Increasing demands for high energy and high power storage systems for use in electric vehicles and electronic devices has made it imperative to develop high performance rechargeable batteries. This stringent need has attracted widespread attention worldwide. Lithium – sulfur (Li – S) batteries has been consequently, extensively studied recently as a potential rechargeable electrochemical power sources due to its high theoretical capacity (1672 Ah kg⁻¹ sulfur)¹ and high energy density (2500 Wh kg⁻¹ sulfur)² based on the complete reduction of elemental sulfur to form the end product of lithium sulfide (Li₂S).

However, commercialization pathway for Li – S batteries is still fraught with high self – discharge and the short cycle life problems of the Li – S rechargeable system. These limitations are largely related to the poor ionic and electronic conductivity of elemental sulfur³, formation of a series of sulfur reduction intermediates during discharge (Li₂S_x, x > 2)^{4, 5} that are highly soluble in organic electrolyte and the high reactivity of the dissolved polysulfides with the Li anode⁴.
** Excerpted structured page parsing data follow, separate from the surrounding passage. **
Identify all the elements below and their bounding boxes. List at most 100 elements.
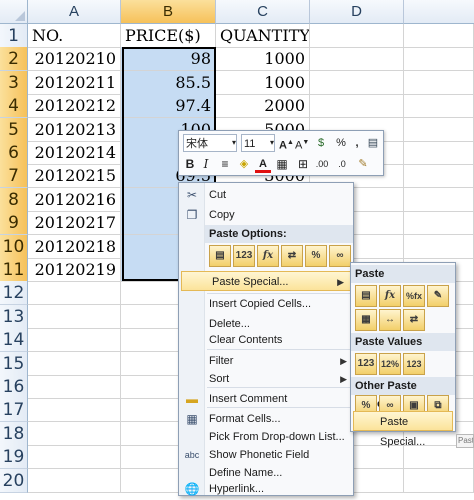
cell-b3[interactable]: 85.5 <box>121 70 216 95</box>
cell-c2[interactable]: 1000 <box>216 47 310 72</box>
cell-a4[interactable]: 20120212 <box>28 94 121 119</box>
cell-b1[interactable]: PRICE($) <box>121 24 216 48</box>
column-header-c[interactable]: C <box>216 0 310 24</box>
cell-e10[interactable] <box>404 234 474 259</box>
currency-button[interactable]: $ <box>311 134 331 152</box>
column-header-b[interactable]: B <box>121 0 216 24</box>
menu-item-paste-special[interactable]: Paste Special... ▶ <box>181 271 351 291</box>
comma-button[interactable]: , <box>351 134 363 152</box>
cell-e6[interactable] <box>404 141 474 165</box>
cell-e9[interactable] <box>404 211 474 236</box>
row-header[interactable]: 6 <box>0 141 28 165</box>
italic-button[interactable]: I <box>199 155 213 173</box>
cell-a17[interactable] <box>28 398 121 423</box>
row-header[interactable]: 7 <box>0 164 28 189</box>
cell-e2[interactable] <box>404 47 474 72</box>
paste-formulas-icon[interactable]: fx <box>257 245 279 267</box>
menu-item-format-cells[interactable]: ▦ Format Cells... <box>179 409 353 429</box>
row-header[interactable]: 13 <box>0 304 28 329</box>
cell-a9[interactable]: 20120217 <box>28 211 121 236</box>
cell-c4[interactable]: 2000 <box>216 94 310 119</box>
row-header[interactable]: 3 <box>0 70 28 95</box>
cell-c1[interactable]: QUANTITY <box>216 24 310 48</box>
cell-a13[interactable] <box>28 304 121 329</box>
row-header[interactable]: 4 <box>0 94 28 119</box>
menu-item-sort[interactable]: Sort ▶ <box>179 369 353 389</box>
paste-icon[interactable]: ▤ <box>355 285 377 307</box>
column-header-e[interactable] <box>404 0 474 24</box>
cell-a10[interactable]: 20120218 <box>28 234 121 259</box>
merge-cells-icon[interactable]: ⊞ <box>295 155 311 173</box>
cell-a18[interactable] <box>28 421 121 446</box>
font-color-button[interactable]: A <box>255 155 271 173</box>
cell-a16[interactable] <box>28 375 121 399</box>
row-header[interactable]: 1 <box>0 24 28 48</box>
submenu-item-paste-special[interactable]: Paste Special... <box>353 411 453 448</box>
row-header[interactable]: 15 <box>0 351 28 376</box>
paste-values-icon[interactable]: 123 <box>233 245 255 267</box>
percent-button[interactable]: % <box>333 134 349 152</box>
fill-color-icon[interactable]: ◈ <box>235 155 253 173</box>
menu-item-hyperlink[interactable]: 🌐 Hyperlink... <box>179 479 353 499</box>
decrease-decimal-icon[interactable]: .0 <box>333 155 351 173</box>
cell-a7[interactable]: 20120215 <box>28 164 121 189</box>
column-header-a[interactable]: A <box>28 0 121 24</box>
row-header[interactable]: 20 <box>0 468 28 493</box>
row-header[interactable]: 11 <box>0 258 28 282</box>
cell-d3[interactable] <box>310 70 404 95</box>
borders-icon[interactable]: ▦ <box>273 155 291 173</box>
row-header[interactable]: 17 <box>0 398 28 423</box>
menu-item-filter[interactable]: Filter ▶ <box>179 351 353 371</box>
select-all-corner[interactable] <box>0 0 28 24</box>
cell-e3[interactable] <box>404 70 474 95</box>
paste-formatting-icon[interactable]: % <box>305 245 327 267</box>
keep-source-formatting-icon[interactable]: ✎ <box>427 285 449 307</box>
cell-e1[interactable] <box>404 24 474 48</box>
menu-item-clear-contents[interactable]: Clear Contents <box>179 330 353 350</box>
paste-formulas-icon[interactable]: fx <box>379 285 401 307</box>
align-center-icon[interactable]: ≡ <box>217 155 233 173</box>
values-source-format-icon[interactable]: 123 <box>403 353 425 375</box>
row-header[interactable]: 16 <box>0 375 28 399</box>
row-header[interactable]: 14 <box>0 328 28 353</box>
cell-a12[interactable] <box>28 281 121 306</box>
menu-item-pick-list[interactable]: Pick From Drop-down List... <box>179 427 353 447</box>
cell-a20[interactable] <box>28 468 121 493</box>
row-header[interactable]: 9 <box>0 211 28 236</box>
cell-a11[interactable]: 20120219 <box>28 258 121 282</box>
cell-d2[interactable] <box>310 47 404 72</box>
format-painter-icon[interactable]: ▤ <box>365 134 381 152</box>
values-icon[interactable]: 123 <box>355 353 377 375</box>
shrink-font-icon[interactable]: A▼ <box>295 134 309 152</box>
cell-a6[interactable]: 20120214 <box>28 141 121 165</box>
column-header-d[interactable]: D <box>310 0 404 24</box>
cell-a5[interactable]: 20120213 <box>28 117 121 142</box>
cell-a1[interactable]: NO. <box>28 24 121 48</box>
menu-item-cut[interactable]: ✂ Cut <box>179 185 353 205</box>
cell-c3[interactable]: 1000 <box>216 70 310 95</box>
cell-e7[interactable] <box>404 164 474 189</box>
cell-b4[interactable]: 97.4 <box>121 94 216 119</box>
grow-font-icon[interactable]: A▲ <box>279 134 294 152</box>
cell-b2[interactable]: 98 <box>121 47 216 72</box>
cell-e8[interactable] <box>404 187 474 212</box>
cell-a15[interactable] <box>28 351 121 376</box>
menu-item-insert-comment[interactable]: ▬ Insert Comment <box>179 389 353 409</box>
cell-e20[interactable] <box>404 468 474 493</box>
increase-decimal-icon[interactable]: .00 <box>313 155 331 173</box>
cell-a14[interactable] <box>28 328 121 353</box>
menu-item-phonetic[interactable]: abc Show Phonetic Field <box>179 445 353 465</box>
bold-button[interactable]: B <box>183 155 197 173</box>
keep-column-widths-icon[interactable]: ↔ <box>379 309 401 331</box>
chevron-down-icon[interactable]: ▾ <box>229 134 239 152</box>
row-header[interactable]: 2 <box>0 47 28 72</box>
row-header[interactable]: 10 <box>0 234 28 259</box>
cell-a3[interactable]: 20120211 <box>28 70 121 95</box>
no-borders-icon[interactable]: ▦ <box>355 309 377 331</box>
menu-item-copy[interactable]: ❐ Copy <box>179 205 353 225</box>
row-header[interactable]: 18 <box>0 421 28 446</box>
paste-transpose-icon[interactable]: ⇄ <box>281 245 303 267</box>
cell-e5[interactable] <box>404 117 474 142</box>
cell-a2[interactable]: 20120210 <box>28 47 121 72</box>
cell-d1[interactable] <box>310 24 404 48</box>
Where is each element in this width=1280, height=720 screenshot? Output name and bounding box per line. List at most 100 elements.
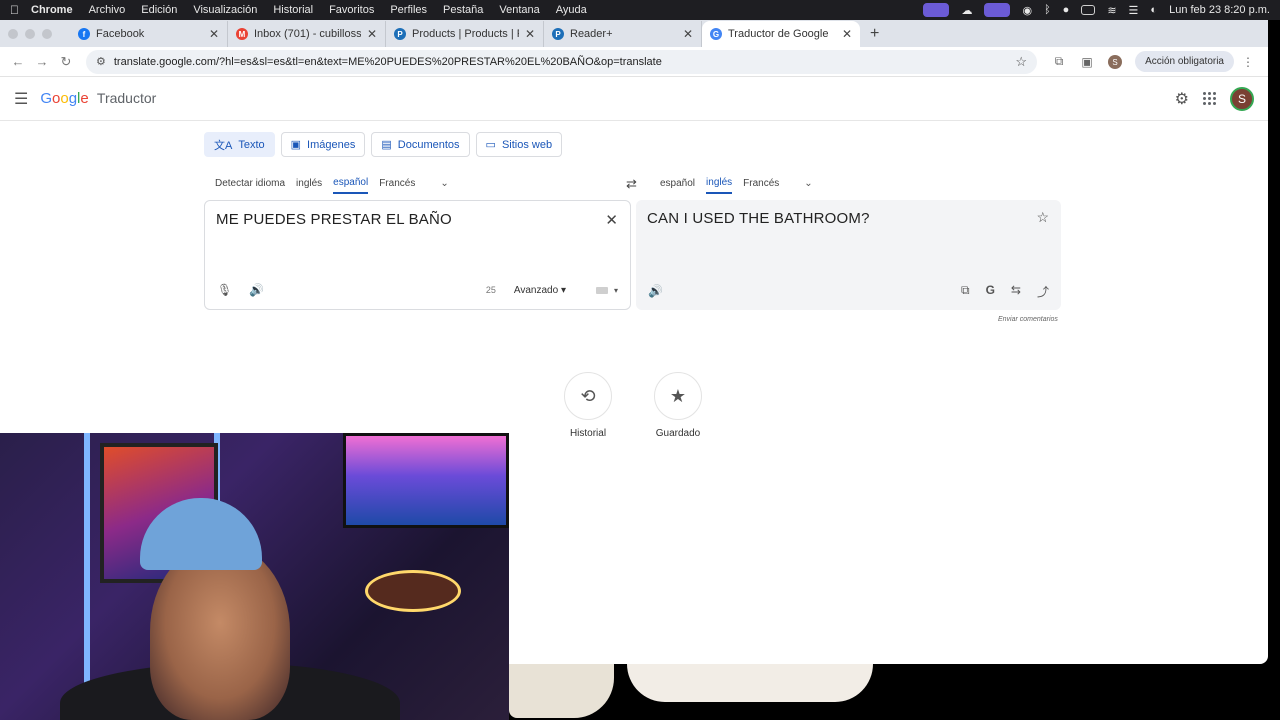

Several approaches including the use of a conductive additive⁶, encasing sulfur into conductive porous host materials⁷ and replacing the organic electrolyte with a polymer electrolyte⁸ has been shown to improve the performance by improving the ionic conductivity of sulfur and reducing polysulfide dissolution by avoiding direct contact with the liquid electrolyte. However, despite these advances, complete prevention of polysulfide dissolution has not yet been accomplished due to lack of fundamental understanding about the mechanism of polysulfide dissolution.

In this work, directly doped sulfur architectures (DDSA) with sulfur loadings greater than 16mg/cm² were created using simple electrochemical techniques. The cathodes were studied chemically and electrochemically to understand the mechanism of polysulfide dissolution in these structures. The DDSA electrodes are then coated with a polysulfide trapping agent (PTA) to chemically prevent the dissolution of polysulfide species. These PTA coated DDSA showed a high initial capacity of 1305 mAhg^-1 with stable performance of 1208 mAhg^-1 for over 30 cycles (Figure 1). Mechanism of polysulfide dissolution by PTA will be presented and discussed.